Evlatlıktan Red Davası

Diğer

Türk hukuk sisteminde sıkça karıştırılan bir kavram olan “evlatlıktan red” aslında hukukumuzda doğrudan var olan bir işlem değildir. Bu terim halk arasında yaygın kullanılmasına rağmen hukuki karşılığı “mirasçılıktan çıkarma (ıskat)” işlemidir. 

Türk Medeni Kanunu madde 510-513 arasında düzenlenen bu kurum, belirli şartlar altında mirasbırakanın saklı pay sahibi mirasçılarını mirasçılık haklarından mahrum bırakmasına olanak tanımaktadır. 

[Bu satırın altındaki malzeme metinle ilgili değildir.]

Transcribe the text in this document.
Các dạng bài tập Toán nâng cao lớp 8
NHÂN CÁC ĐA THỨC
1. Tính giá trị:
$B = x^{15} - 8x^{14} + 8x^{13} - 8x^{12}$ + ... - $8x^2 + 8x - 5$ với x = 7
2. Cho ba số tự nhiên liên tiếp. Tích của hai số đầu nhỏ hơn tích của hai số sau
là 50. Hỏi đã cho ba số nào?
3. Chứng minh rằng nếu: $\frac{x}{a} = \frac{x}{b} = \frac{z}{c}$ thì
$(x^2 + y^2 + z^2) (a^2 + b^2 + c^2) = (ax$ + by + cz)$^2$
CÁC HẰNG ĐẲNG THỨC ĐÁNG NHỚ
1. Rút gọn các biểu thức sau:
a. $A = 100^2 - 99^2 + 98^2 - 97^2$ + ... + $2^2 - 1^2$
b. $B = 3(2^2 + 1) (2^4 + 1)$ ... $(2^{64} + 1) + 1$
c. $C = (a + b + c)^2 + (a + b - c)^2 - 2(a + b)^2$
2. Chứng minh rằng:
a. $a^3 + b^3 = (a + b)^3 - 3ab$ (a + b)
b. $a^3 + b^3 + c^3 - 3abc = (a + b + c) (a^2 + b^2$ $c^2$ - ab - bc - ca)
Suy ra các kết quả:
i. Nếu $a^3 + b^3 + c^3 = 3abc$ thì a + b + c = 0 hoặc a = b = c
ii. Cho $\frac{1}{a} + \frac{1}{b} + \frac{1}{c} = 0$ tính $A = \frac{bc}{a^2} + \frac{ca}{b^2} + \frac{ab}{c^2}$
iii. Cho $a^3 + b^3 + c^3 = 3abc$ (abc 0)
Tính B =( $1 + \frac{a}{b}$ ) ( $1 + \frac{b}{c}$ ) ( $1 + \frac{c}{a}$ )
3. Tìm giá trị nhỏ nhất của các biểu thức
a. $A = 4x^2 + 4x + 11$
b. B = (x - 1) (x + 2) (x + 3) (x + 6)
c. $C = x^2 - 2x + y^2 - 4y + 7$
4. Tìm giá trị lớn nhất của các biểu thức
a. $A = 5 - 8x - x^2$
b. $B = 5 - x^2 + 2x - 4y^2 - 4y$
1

Bu yazıda yaygın olarak evlatlıktan red davası olarak bilinen ama hukuki terminolojide mirasçılıktan çıkarma işleminin detaylarını inceledik. Evlatlıktan red davası nasıl açılır, hangi mahkemeye açılır, evlatlıktan reddetme şartları nelerdir, mirasçılıktan çıkarma (evladı mirastan reddetmek) nasıl yapılır gibi sorular başta olmak üzere süreci kapsamlı şekilde ele aldık.

Kimler Evlatlıktan Red Davası Açabilir?

Evlatlıktan reddetme olarak bilinen mirasçılıktan çıkarma, bir dava yoluyla değil, mirasbırakanın ölüme bağlı tasarrufu ile (vasiyetname veya miras sözleşmesi) gerçekleştirilir. 

Dolayısıyla evlatlıktan red davası açmak teknik olarak mümkün değildir. Burada mirasçılıktan çıkarmayı yapan kişi mirasbırakandır. Ancak mirasçılıktan çıkarılan mirasçı, bu işleme itiraz ederek bir iptal davası açabilir. 

Evlatlıktan Red Davası Geçerlilik Şartları Nelerdir?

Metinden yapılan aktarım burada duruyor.